Strawberry Almond Flour Muffins
- flavoredfloursandf
- May 22
- 2 min read
Your morning muffin just got a clean upgrade.
My strawberry almond flour muffins are soft, naturally delicious, and completely gluten-free. Made with all-natural ingredients and crafted for clean eating, they’re a feel-good option for those supporting autoimmune wellness and sensitive lifestyles — without sacrificing flavor.

2 ½ cups of strawberry almond flour
¼ cup tapioca flour
2 teaspoons of baking powder
½ cup of sweetener – I like Monk fruit or Swerve
3 eggs
⅓ cup unsweetened almond milk
⅓ cup melted coconut oil
1/2 cup fresh strawberries – diced
Directions
1. Preheat oven to 350°F. Line a 12-hole muffin pan with muffin paper. Set aside.
Whisk your strawberry almond flour, tapioca flour, and baking powder.
In another bowl, whisk together eggs, sweetener of your choice, almond milk, and melted coconut oil.
Combine you wet to dry.
Fold in the diced strawberry.
Pour using a scoop the muffin batter evenly into the 12-muffin case.
Bake for 22 – 25 minutes or until a toothpick inserted in the middle of the muffins comes out clean.

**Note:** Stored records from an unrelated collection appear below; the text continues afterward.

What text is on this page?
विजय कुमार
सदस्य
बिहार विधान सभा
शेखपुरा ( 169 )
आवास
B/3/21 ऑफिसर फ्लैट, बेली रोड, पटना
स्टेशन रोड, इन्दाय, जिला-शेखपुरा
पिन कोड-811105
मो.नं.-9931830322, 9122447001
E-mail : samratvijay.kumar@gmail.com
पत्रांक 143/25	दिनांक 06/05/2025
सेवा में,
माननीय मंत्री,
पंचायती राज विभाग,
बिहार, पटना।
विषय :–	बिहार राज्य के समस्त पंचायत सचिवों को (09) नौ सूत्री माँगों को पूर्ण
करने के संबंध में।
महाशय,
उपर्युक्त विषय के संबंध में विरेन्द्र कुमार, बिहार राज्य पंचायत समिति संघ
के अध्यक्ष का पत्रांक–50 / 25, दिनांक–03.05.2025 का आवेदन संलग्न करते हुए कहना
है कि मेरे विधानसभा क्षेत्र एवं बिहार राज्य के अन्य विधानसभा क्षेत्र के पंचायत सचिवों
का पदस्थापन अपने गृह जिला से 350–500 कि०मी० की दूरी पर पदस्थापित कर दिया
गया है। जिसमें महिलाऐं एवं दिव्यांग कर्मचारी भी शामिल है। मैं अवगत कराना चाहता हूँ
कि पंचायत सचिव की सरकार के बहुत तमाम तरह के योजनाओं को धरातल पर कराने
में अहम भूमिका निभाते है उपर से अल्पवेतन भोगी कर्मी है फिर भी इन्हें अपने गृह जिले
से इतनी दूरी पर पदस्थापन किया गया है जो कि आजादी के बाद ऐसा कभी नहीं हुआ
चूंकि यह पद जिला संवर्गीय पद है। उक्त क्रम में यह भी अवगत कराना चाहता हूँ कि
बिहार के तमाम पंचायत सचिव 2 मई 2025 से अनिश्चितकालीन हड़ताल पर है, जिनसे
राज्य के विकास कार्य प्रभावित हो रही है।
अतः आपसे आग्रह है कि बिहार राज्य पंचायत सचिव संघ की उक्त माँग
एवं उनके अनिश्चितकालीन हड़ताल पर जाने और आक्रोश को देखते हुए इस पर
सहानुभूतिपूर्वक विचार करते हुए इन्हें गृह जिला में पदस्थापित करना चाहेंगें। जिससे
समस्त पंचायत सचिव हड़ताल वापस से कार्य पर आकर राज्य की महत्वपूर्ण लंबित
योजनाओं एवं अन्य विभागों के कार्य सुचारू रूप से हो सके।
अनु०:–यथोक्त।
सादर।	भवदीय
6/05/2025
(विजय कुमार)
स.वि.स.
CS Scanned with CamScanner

Cool for 10 minutes in the muffin pan, then transfer onto a cooling rack and cool for another 10 minutes.
Enjoy!
Tips for Baking: Most baking recipes that call for 350°F are written for a regular (conventional) oven. If you’re using a convection oven, the fan circulates hot air and makes desserts bake faster and more evenly, so you should usually lower the temperature to 325°F. At the same temperature, convection can bake items about 20–25% faster, meaning cookies or cakes that normally take 12 minutes may finish in about 9–10 minutes, and a 30-minute cake may be done in about 22–24 minutes. Lowering the temperature helps cookies and cakes bake evenly without over-browning the edges. 🍪🎂I always bake using my convection oven, so please monitor your baking time and always use a toothpick to check for doneness.